My family, friends and..well..entire congregation
love to give me flack for being known for liking to find a good deal. In my defense, I’m not cheap–but I like to get a good bargain. So, it’s no wonder that I am an avid OfferUp user. I’ve found deals on everything from coffee machines and furniture to a random small planter for one of our plants.
My wife, on the other hand, tends to favor the app a bit less than I do. While she supports the money saving, I’m often asked, “Did you plug it in to test it?” Or my favorite, “You didn’t go inside their house did you?” And just to be clear, I’m not alone. The app processed tens of billions of dollars each year in sales and has over 40 million users!!
I once bought my son a large StarWars Millennium Falcon ship from a woman that was selling it for $50 when she really should have been selling it for over $300 – it was a rare find. When I asked her why she sold it for so cheap, she said, “I guess I just didn’t know what I had was so valuable.” She went on to say that she started to get clued in due to the number of inquiries she was receiving. Lucky for me, my daily, lunchtime OfferUp scrolling tradition paid off.
The woman’s statement about not knowing what she had to “offer up” was of value made me think about how we look at what we have to offer up to God.
We are told to bring our best to the Lord. However, if I may speak frank, after a full day of ministry, counseling sessions, VBS planning and (insert one of the other 10 things you accomplished today) it doesn’t feel like there is much good left for us to offer up. I feel like anything I have to give would be less valuable than last week’s leftovers.
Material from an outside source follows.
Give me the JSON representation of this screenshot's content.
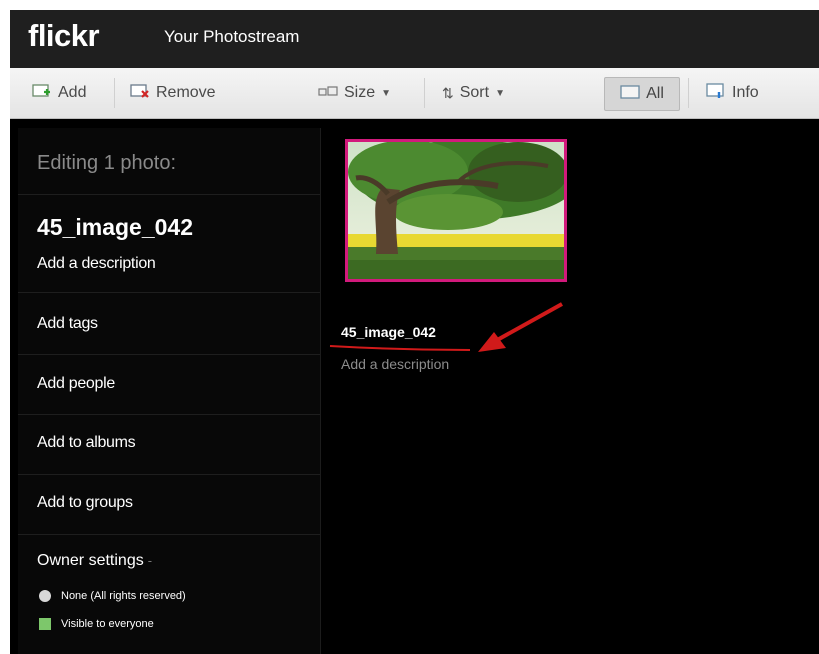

I know you can relate when I say that there are days when I’m driving home and not sure if I have the energy to even watch an episode of American Idol with my family – let alone give something great over to the Lord to bless and multiply. And I, like you, have sat with many that feel that their “leftovers” aren’t good enough to offer up to God. We are good about giving them advice about how the littlest of efforts don’t go unnoticed and actually do please God. We just tend to not take our own advice.
I’ve often wondered what the situation was like on the day that Jesus fed the 5,000. More specifically, I have always wanted to know why, out of 5,000 people, there was only a small boy who had anything to offer up to Jesus. Were those two fish and five loaves for his family? Or were they a leftover from a meal from earlier in the day? Was this boy on his way home from a market visit commissioned by his mother? Or were those fish just a sample of something more that was caught or sold in the morning?
The answer is that it didn’t matter where or how or when he got the fish and bread. What mattered is that Christ got his hands on the food.
Three fish and two loaves were not going to cut it for 5,000 people. This minuscule offering from the boy was of no use in the eyes of many. Even the disciples themselves questioned what could be done with the small offering. That, however, is always the viewpoint of the finite mind of man. Yet Jesus did something that transcended even that moment and displayed a truth that all of us can learn from today: we are valuable, what we have to offer matters, and even the smallest of gifts can make an impact on many.
“Ordering the people to sit down on the grass, He took the five loaves and two fish, and looking up toward heaven, He blessed the food, and breaking the loaves He gave them to the disciples, and the disciples gave them to the crowds…” Matthew 14:19 NAS
What happened here? Was there a certain process that made the food multiply? Were there instructions that the people had to follow to create provision for everyone? Did the disciples jump up and down and do a multiplication rain dance? No. The answer to the increase of is that Christ blessed what was offered up.
The connection for you and me today is actually quite simple. On a weekly basis I communicate with friends, family and staff who are discouraged with where they are in life, what they bring to the table, and the fact that they truly feel like a leftover. They feel disappointed from the opportunities that have passed them by, the mistakes that have resulted in their present circumstances, and not knowing where their place is. Lately, I have been bold in directing them to this story and telling them that God can and will use what you have to offer—as long as you offer it!. He will use the heartbroken and bruised, the down and defeated. And contrary to popular teaching, this truth is the same for pastors.
You see, the key in the story was that Jesus blessed what the young boy gave. He blessed what he HAD, not what he wished he’d had.
He supernaturally multiplied the simplest of gifts in what the boy had to offer. This is a beautiful truth. There are times as ministers where we feel that you have nothing more to offer the Lord than a weary heart. Sometimes we don’t even know what to offer, just that we are willing to offer anything that we have to the Lord. Being willing is enough in itself for God to bless, multiply and use.
It’s humbling that it takes a story of a child to offer all that he had to the Lord – without embarrassment, feeling foolish, or a slew of excuses to show us that God will bless what we offer and multiply it. Isn’t it both odd and maddening how often we hold back from giving to the Lord unless we are in perfect form and proud of every aspect of life? Instead, we need to model ourselves after this boy – to humbly offer what we have over to the Lord to be blessed and impact many.
I will take it a step further: we don’t know what happened to the boy that brought this offering. But I can make a calculated guess that he was a new person after the experience. When God uses us, we are reenergized. When we see the fruits of our faith, we are encouraged. Why then, would we ever second guess if our offering is worthy?